Intramedullary Nailing of Tibial Shaft Fracture with
Special Attention Given to Anterior Knee Pain
Acta Universitatis Tamperensis, No. 1590
By Olli Vaisto
April 2011
Tampere University Press
Distributed by Coronet Books
ISBN: 9789514483592
423 pages
$82.50 Paper Original
A tibial shaft fracture is a common trauma, especially amongst young and middle-age people. Its prevalence is lower amongst children and older people. During the last few decades, locking intramedullary (IM) nailing has become a popular method for treating closed tibial shaft fractures and, during the last few years, also for treating open tibial shaft fractures. The use of IM nailing in the treatment of tibial shaft fractures has the following advantages: closed reduction and preservation of the periosteal blood supply, the possibility of early mobilisation of the knee and ankle joint, the ease with which the limb can be observed postoperatively, a lower prevalence of wound infections, good biomechanical stability of the cortical bone, good possibility for bone union, and a faster recovery and return to work.

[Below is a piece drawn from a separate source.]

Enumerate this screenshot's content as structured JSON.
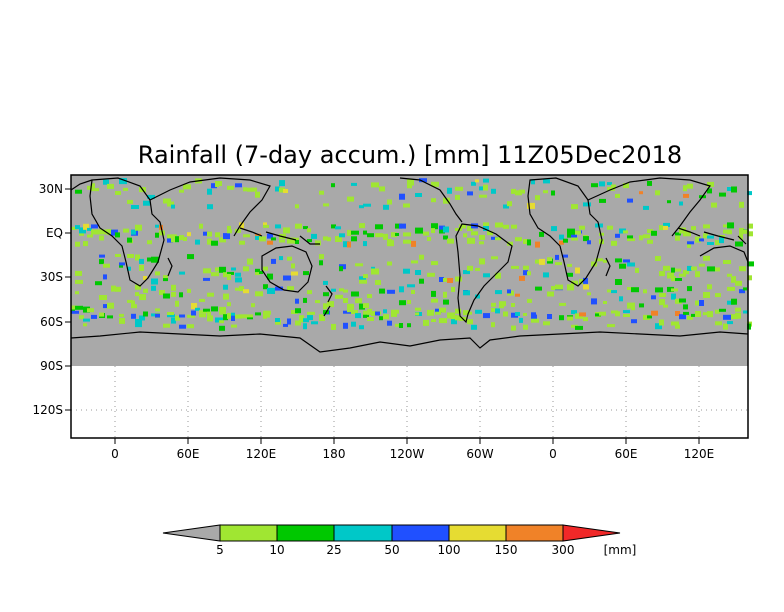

One common complication after IM nailing of a tibial shaft fracture is anterior knee pain (AKP), which may be an important handicap for the patient. The pain usually appears a few months after the nailing procedure. The incidence of AKP varies from 10% to 86% in different studies. The aetiology of AKP after IM nailing is multiple. Trauma-induced tissue damage, inappropriate methods of nailing, anatomical changes in the knee due to IM nailing, and the presence of the nail have been proposed. However, the exact aetiology of this common postoperative problem is still unknown.
In this study, it became evident that AKP cannot be reduced when the paratendinous approach is used instead of transtendinous incision, as there were AKP patients in both groups. No morphology changes were found to occur in the patellar tendon region of the patients with AKP in the ultrasonographic investigation, and there were no differences in the power Doppler measurements in the region of the scar or patellar tendon between the study groups. Three years after the IM nailing, there was a clear deficit in the thigh muscle strength of the operated leg when it was compared with the non-operated leg of patients with AKP. This difference decreased during the further long-term follow-up, and, at the time of the second examination, there were significant differences only between the strength of the extensor muscles in the operated and non-operated legs. The strength deficit was greater for the patients who still had AKP. After 8 years of follow-up, the AKP had disappeared for most of the patients, or it showed only reduced intensity in the remaining patients.
In this study, there was more AKP amongst the female than the male patients. This finding should be taken into account during postoperative rehabilitation. Some patients seem to benefit from thigh muscle rehabilitation after the operation. Such rehabilitation may reduce the incidence of AKP after IM nailing of tibial shaft fractures and thus make the return to work easier.
The treatment of tibial shaft fractures with locked IM nailing is effective; patients can return to work earlier than after conservative cast treatment. Almost all patients can return to their previous work and pretraumatic level of activity. With respect to AKP, it seems that young and physically active patients may benefit from IM nail removal. In general, fear of postoperative chronic AKP should not restrict the use of IM nails in the treatment of tibial shaft fractures. AKP is rarely severe, and it does not hinder daily living or reduce the quality of life. In addition, in the long term, AKP usually disappears.